Always have a stop, and ideally a limit
When trading financial derivatives such as forex, CFDs should you always use a stop?
Short answer: Yes!
Long answer: Yes you should always have a stop in place – even if you think you really don’t need one.
Note that I’m only referring to financial derivatives such as forex and CFDs where you trade on margin. If you are trading or investing in instruments where you pay the full price up front (as you will usually do with shares) then this doesn’t apply to the same extent.
Leveraged price moves
A stop is very important with derivatives because when you are trading on margin any moves in the market price is magnified (often by huge multiples –1:400 leveraged forex – are you insane!). A move in the wrong direction can easily wipe you out – along with any other unrelated positions that you currently have open. In the worst case you could even end up owing your broker money – and that is not a good place to be.
Stops are for wimps!
If you talk to people or read the trading bulletin boards there is often a certain amount of bravado about trading without a stop. Some people seem to think that stops are for wimps or are irrelevant for the strategy they are using (“I don’t need a stop because if the market moves against me I manually close out the position in time”).
Emotional decision making
Some people may be disciplined enough to close out at a sensible price but most aren’t. When the numbers on your screen start moving against you it is all to tempting to think – “I’ll stay in a bit longer – the price might go in my favour again”. The chances are that it will just keep going against you making your loss bigger. If you have a stop then you remove your emotions from exiting at the right time.
You should decide your worst exit price when you place the trade when you are thinking more rationally. You of course always have the option to exit earlier if you realise you are wrong before you stop gets hit. Just whatever you do don’t start loosening your stop. Remember the reason you set it at that value in the first place.
My strategy doesn’t require stops
Some people (for our example we’ll call our trader ‘MrNoStop’) will argue that the strategy they are trading does not require stops. They talk about never leaving the screen when a trade is open. If something happens there are always at hand – and cool headed enough – to close that trade.
So what happens then if some huge incident occurs which has a massive impact on prices. For example an unprecedented terrorist attack. Imagine that due to the incident the internet grinds to a halt – as it did on 9/11.
Suddenly MrNoStop’s trading platform stops responding, his previously fast internet connection grinds to a slow trickle. Now MrNoStop can’t exit his trade using his computer. Never mind thinks MrNoStop – I’ll telephone my broker. I always have their number to hand.
MrNoStop calls the number. It is engaged. He keeps trying. Eventually the number rings but no one answers. What is going on? Well of course MrNoStop isn’t the only one affected by the internet outage – all the broker’s customers are affected and they are now phoning the company on mass to either find out what is going on or close their positions. If only MrNoStop had used a stop.
Even if his normal strategy didn’t need a stop he still should have used an ‘emergency contingency’ stop to prevent this kind of thing from happening. It could have saved him a lot of money.
It can be good to have a limit order in place
In the title for this post I mentioned that you should always have a limit as well. Why is this?

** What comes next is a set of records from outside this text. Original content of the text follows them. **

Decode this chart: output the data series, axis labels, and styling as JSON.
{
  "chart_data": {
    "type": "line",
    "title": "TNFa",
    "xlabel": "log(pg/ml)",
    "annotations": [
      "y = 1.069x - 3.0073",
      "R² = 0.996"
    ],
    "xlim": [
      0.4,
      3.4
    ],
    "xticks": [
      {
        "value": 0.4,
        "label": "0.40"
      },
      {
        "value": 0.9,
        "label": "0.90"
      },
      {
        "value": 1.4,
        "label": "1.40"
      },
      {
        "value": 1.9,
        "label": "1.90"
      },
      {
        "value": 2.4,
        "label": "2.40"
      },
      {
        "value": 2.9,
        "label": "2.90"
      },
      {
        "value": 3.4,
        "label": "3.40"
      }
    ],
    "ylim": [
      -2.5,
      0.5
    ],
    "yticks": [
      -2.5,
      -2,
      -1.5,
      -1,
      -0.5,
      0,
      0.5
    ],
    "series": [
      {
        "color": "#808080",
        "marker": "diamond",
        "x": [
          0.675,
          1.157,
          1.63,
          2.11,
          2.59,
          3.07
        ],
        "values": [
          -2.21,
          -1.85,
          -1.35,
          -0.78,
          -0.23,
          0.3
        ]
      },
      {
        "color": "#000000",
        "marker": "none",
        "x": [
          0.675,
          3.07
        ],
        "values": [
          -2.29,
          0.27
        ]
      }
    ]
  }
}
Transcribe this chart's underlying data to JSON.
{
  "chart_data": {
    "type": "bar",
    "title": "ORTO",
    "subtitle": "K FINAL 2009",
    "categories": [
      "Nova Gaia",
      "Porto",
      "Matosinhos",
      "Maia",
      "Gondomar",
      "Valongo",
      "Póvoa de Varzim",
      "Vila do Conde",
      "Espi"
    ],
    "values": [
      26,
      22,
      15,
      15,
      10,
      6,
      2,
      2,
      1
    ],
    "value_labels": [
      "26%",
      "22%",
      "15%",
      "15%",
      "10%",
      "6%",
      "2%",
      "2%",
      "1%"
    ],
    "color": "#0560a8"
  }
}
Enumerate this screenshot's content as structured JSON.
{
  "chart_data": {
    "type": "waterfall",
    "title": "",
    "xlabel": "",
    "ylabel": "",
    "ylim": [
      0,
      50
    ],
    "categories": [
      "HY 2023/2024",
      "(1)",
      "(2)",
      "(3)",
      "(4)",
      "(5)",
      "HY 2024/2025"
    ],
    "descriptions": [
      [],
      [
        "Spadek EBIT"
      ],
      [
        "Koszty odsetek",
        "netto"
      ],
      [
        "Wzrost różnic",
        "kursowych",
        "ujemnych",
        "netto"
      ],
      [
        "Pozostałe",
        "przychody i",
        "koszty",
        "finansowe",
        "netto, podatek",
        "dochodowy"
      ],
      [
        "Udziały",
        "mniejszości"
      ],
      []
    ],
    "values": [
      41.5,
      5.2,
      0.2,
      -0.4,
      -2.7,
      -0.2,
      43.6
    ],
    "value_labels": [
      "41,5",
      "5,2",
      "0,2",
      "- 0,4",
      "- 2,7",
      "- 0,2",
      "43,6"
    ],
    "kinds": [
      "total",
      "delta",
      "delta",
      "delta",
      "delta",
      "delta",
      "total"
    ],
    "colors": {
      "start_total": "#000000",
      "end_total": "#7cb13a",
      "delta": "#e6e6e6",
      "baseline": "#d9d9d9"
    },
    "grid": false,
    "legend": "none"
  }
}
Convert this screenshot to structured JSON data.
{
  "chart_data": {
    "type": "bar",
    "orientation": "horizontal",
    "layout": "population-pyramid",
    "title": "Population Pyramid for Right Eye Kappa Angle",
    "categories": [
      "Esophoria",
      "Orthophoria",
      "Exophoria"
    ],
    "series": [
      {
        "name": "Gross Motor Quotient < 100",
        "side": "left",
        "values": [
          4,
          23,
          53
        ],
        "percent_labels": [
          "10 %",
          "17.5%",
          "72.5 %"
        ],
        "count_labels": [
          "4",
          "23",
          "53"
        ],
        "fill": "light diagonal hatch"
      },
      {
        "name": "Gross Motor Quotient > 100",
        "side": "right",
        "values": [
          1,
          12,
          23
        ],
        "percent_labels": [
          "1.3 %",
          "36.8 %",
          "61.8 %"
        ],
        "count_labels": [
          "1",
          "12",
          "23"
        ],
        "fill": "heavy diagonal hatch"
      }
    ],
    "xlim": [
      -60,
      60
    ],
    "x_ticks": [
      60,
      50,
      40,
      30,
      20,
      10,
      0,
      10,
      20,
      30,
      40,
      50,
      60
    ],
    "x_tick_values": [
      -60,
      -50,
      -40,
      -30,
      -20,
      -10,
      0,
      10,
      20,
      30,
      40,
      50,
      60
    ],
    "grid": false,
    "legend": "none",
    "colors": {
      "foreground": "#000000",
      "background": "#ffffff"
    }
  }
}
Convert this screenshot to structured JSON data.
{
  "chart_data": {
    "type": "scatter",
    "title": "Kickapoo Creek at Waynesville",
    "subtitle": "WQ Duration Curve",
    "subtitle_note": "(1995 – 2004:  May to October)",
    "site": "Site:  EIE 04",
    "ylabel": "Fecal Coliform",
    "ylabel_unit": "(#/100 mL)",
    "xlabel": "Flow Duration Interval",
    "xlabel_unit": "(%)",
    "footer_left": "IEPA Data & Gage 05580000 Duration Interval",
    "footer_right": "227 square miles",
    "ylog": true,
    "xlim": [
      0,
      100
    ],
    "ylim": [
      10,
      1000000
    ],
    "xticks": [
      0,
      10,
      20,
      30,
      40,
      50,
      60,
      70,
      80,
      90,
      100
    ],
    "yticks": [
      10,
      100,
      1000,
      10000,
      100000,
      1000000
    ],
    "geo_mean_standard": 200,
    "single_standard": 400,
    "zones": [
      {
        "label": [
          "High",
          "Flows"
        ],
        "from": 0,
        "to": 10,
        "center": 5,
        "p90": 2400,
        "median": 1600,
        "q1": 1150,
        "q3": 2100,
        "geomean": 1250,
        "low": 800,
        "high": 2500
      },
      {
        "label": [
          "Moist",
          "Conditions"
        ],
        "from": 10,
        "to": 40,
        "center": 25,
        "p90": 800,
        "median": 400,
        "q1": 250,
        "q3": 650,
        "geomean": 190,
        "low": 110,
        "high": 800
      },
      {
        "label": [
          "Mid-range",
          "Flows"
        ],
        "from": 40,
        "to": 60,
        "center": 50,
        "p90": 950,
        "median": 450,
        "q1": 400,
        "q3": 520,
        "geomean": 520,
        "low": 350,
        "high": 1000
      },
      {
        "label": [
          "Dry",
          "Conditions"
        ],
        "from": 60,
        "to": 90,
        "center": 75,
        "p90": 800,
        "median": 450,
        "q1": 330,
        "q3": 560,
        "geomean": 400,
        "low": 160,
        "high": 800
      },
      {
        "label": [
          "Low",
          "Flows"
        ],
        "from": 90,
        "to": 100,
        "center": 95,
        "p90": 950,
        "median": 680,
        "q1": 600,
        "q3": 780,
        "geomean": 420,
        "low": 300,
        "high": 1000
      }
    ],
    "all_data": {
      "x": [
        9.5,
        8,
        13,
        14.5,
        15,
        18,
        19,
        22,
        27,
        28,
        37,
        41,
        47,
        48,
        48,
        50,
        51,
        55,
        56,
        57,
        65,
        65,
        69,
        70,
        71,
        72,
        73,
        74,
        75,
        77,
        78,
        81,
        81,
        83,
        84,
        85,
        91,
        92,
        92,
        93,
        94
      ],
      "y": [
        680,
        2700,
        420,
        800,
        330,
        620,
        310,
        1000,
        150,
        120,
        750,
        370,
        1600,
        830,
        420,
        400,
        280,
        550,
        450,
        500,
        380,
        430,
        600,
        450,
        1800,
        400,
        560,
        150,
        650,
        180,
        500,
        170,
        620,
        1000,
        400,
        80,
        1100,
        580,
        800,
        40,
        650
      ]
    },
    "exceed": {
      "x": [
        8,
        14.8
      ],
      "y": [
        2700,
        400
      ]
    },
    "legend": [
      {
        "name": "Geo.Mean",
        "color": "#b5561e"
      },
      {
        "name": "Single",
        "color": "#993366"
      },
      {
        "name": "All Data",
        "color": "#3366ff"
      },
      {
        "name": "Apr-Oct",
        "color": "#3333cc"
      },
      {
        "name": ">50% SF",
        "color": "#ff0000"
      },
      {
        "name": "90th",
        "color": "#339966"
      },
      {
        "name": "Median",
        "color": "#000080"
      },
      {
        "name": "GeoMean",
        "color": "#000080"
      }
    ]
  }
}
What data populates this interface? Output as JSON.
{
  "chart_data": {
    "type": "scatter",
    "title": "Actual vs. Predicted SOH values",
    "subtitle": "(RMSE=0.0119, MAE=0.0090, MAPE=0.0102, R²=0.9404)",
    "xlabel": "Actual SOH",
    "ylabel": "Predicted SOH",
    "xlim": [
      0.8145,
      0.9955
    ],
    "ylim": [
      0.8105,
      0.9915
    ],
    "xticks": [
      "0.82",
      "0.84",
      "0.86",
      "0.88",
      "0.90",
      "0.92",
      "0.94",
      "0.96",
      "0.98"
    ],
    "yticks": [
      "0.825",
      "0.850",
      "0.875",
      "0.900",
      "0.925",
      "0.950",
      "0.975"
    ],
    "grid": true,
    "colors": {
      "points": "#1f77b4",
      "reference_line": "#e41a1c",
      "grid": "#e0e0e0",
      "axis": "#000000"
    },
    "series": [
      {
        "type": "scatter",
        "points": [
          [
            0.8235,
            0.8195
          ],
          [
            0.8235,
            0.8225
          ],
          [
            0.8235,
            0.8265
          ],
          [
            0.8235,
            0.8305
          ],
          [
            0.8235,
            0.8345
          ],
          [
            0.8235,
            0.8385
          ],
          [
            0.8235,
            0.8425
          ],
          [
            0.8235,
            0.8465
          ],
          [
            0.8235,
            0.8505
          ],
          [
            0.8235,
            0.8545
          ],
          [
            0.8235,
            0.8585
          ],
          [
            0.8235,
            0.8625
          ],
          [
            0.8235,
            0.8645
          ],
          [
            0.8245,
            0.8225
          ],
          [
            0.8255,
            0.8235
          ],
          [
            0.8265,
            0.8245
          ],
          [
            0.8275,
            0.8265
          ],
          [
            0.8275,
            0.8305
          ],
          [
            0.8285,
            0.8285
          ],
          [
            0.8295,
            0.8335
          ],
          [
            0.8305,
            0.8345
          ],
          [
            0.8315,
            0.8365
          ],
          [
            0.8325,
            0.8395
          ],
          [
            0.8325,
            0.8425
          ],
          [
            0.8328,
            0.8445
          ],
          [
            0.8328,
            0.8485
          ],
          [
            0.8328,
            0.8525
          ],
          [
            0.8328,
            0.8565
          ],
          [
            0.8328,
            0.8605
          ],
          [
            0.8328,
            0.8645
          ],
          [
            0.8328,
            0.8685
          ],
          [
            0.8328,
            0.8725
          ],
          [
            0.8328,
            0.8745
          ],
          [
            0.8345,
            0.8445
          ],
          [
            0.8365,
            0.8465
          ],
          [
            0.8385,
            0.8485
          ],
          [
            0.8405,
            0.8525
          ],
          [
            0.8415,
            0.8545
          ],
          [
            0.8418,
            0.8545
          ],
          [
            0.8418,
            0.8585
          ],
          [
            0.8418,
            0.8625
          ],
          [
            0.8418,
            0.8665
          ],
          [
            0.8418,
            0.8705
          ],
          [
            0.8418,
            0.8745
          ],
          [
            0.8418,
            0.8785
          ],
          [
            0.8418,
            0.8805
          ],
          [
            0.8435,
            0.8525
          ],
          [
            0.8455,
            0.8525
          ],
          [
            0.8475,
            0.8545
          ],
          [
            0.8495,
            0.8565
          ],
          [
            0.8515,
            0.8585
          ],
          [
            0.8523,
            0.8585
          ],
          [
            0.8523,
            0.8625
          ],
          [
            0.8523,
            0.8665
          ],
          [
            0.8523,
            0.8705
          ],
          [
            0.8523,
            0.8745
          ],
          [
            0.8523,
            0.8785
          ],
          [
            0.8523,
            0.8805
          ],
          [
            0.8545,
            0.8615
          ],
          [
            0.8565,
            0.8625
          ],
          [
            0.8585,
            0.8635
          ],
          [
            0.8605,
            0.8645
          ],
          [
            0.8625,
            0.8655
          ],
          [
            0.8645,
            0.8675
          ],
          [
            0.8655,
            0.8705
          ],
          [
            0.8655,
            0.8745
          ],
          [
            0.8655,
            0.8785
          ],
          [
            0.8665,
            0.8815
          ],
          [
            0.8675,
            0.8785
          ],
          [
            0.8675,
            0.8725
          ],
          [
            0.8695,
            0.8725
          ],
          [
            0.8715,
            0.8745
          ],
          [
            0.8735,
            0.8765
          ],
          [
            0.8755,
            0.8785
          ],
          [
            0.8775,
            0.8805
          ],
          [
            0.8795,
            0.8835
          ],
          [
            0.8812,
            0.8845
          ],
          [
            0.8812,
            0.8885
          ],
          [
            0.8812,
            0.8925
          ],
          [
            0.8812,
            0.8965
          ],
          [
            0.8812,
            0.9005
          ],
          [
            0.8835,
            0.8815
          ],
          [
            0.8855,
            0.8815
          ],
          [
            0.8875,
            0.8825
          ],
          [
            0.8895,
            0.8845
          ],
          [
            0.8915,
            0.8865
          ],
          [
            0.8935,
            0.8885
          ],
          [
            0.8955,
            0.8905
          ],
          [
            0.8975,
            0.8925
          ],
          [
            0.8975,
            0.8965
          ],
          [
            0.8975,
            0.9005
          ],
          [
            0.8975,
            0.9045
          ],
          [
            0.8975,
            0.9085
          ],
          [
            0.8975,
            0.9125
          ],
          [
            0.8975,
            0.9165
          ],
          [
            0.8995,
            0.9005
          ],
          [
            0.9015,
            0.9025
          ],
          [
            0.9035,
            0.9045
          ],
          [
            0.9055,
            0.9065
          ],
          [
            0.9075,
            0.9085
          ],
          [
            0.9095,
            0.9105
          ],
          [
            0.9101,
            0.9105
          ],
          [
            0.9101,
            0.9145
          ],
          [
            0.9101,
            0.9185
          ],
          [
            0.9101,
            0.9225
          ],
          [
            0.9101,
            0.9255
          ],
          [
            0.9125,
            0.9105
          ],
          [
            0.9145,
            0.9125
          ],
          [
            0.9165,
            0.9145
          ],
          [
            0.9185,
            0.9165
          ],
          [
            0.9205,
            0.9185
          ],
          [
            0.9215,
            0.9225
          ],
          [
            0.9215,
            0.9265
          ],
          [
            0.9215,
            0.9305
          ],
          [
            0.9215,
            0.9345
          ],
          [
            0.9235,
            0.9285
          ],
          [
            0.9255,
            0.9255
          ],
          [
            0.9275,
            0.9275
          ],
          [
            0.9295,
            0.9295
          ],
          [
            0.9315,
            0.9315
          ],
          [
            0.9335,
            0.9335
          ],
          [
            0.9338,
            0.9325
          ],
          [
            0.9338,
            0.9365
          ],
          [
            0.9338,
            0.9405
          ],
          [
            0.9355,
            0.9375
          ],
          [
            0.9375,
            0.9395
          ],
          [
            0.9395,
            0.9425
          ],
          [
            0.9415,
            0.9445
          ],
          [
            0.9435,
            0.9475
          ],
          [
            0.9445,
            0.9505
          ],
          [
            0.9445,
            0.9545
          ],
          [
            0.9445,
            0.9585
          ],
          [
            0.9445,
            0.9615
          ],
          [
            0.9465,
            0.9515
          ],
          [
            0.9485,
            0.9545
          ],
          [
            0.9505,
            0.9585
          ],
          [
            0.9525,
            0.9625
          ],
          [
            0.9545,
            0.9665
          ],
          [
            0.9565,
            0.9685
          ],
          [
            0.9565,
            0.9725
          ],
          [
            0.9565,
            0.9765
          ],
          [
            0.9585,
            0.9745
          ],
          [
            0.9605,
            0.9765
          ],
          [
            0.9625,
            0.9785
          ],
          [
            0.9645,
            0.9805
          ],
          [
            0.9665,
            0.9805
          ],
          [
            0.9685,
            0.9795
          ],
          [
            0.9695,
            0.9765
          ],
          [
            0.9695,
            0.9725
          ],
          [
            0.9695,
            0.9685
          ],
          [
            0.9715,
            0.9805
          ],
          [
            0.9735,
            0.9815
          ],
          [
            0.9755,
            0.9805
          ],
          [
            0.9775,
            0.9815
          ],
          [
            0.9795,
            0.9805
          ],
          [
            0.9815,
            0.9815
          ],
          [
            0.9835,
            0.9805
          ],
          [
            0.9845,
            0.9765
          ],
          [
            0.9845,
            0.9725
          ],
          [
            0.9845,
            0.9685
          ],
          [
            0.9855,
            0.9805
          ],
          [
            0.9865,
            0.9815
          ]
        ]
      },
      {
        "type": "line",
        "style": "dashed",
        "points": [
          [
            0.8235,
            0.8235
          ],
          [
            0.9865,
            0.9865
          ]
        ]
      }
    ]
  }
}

Well let’s go back to MrNoStop’s bad situation. It is entirely possible that the terrorist attack could have had a massive positive effect on MrNoStop’s position. The price could have spiked up and then headed back down whilst MrNoStop was unable to use the internet or get though on the phone. If he’d used a limit order as well for this trade then it is possible that he may have made it out with a profit.
Some caution suggested
Maybe I’ve convinced you that always having a stop and a limit order is a good idea.
Well I’ll give you some warnings as well. If your trading platform implements stops and limits as separate tickets from the main trade then you need to be very careful to make sure you know exactly what tickets you have open! Make sure that you don’t accidentally get into trades that you didn’t mean to. If you close your trade ticket then close any associated stops and limit orders as well. Ideally you should have a blotter listing all your open tickets permanently on screen. If you have enough monitors then using one of them for account information can be worthwhile.
If your trading platform implements the stops and limits as part of the same order (and automatically cancels the stop and limit when the trade is closed) then things are much easier. This is because you can’t end up with forgotten stops and limits that are waiting to trigger when you least expect them!